After exposing what was beneath the walls, ceilings, and floor, workers got down to the ‘bare bones’, so to speak, and much beneath the visible surface was updated as well.

“For example, the existing water lines that serviced the kitchen area were replaced and several new electrical outlets were added along with an update to the existing electrical wiring. The back door has been moved; the floor has been leveled; and the kitchen is now rearranged somewhat and confined to one end of the addition with water lines running on an inside wall.  There are now a couple of new windows – one in the kitchen and another in the bathroom.  One bathroom was removed to be used as a small storage space.  There is a cathedral ceiling in the kitchen area now, and recessed lighting and two ceiling fans have been added.  Also a couple of baseboard heating units were installed in the back addition.  Otherwise, nothing else in the house was altered,” he continued.

In fact, as the addition’s walls were removed, they decided to leave the logs exposed on what was once the back exterior wall of the house.   This required filling in chinking where it was missing … and this leaves evidence of different stages of the structure’s past and contributes to its history of being the oldest house in this part of West Virginia.

“During the addition’s remodel, an old well was also discovered under that part of the house and there is what remains of a very large trunk of an old tree against the foundation of the house,” he said.

Bice noted that during construction, every effort was made to purchase needed supplies locally, but the lumber for the flooring, walls, and ceiling is all air-dried V-groove poplar and had to be purchased from a company in Heaters, WV.

Work was done by Tim Sharpe, owner of William R. Sharpe, Inc.  Sharpe is an electrical contractor and engineer and developed a genuine interest in the project, offering some valuable ideas and input.
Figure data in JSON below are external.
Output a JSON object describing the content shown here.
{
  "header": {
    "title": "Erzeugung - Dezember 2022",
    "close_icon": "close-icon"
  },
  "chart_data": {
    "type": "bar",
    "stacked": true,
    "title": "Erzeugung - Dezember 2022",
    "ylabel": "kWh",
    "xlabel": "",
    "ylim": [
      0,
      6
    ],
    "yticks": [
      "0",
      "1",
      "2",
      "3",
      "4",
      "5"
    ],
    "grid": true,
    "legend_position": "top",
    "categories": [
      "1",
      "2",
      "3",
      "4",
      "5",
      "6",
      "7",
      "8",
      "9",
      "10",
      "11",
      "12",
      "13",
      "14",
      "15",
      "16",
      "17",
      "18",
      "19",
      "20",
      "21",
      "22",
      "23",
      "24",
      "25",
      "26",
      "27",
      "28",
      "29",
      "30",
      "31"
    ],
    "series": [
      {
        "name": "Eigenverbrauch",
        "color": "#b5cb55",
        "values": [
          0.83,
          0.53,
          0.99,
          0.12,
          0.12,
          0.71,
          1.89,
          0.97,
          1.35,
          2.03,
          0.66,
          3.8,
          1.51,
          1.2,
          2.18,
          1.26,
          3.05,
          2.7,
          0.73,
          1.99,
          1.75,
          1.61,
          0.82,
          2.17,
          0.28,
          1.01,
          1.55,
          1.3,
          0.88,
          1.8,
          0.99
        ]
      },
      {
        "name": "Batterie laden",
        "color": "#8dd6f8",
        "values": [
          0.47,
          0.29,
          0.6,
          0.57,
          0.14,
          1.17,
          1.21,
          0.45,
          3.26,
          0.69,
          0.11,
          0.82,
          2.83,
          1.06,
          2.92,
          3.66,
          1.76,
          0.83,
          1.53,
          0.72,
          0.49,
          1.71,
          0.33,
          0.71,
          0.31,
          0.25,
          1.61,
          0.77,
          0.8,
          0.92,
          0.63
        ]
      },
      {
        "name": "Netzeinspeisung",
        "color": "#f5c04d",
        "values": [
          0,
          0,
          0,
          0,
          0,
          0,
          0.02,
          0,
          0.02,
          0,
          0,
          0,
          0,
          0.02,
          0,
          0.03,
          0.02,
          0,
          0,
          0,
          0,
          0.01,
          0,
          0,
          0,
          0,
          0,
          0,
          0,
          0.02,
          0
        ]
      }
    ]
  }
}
“He had a clear understanding of our vision for renewing the structure while keeping its integrity as much as possible; – our intent was not modernize it.  Two of his employees, John and Jack Marks, also spent many hours working on the house and donated some items for us to use.  Others helping to get the job completed were Roger McCray, Mike Thompson, Rick Snodgrass, Brian Ladayne, and Connie Sharpe.  Duane Gump and Shinnston Plumbing came to our rescue several times too and were really helpful to us.  Our governing board would also like to thank our neighbors who were patient with us throughout this lengthy renovation process,” Bice concluded.

Last week, there was much post-construction cleanup going on at this historic landmark and new curtains were added at the windows … all in preparation for the Shinnston Historical Society’s annual picnic that was held on Saturday.

These recent changes may spark some interest among community members and visitors to the community who may want to take a peek at its recent makeover.   The Shinnston Historical Association hopes to open the log house for those interested guests sometime in September.  Watch for an announcement to appear in The News & Journal’s calendar of events.

Some people have speculated that the Levi Shinn House was moved to where it stands today.  However, that supposition is false; its location along Rt. 19 in Shinnston is where it was originally built.  Its biggest change is what has developed around it through the years!

The historic Levi Shinn House truly offers a window into Shinnston’s past, and all of the work that was recently done to refresh it was done to ensure that it will remain intact for future generations to enjoy.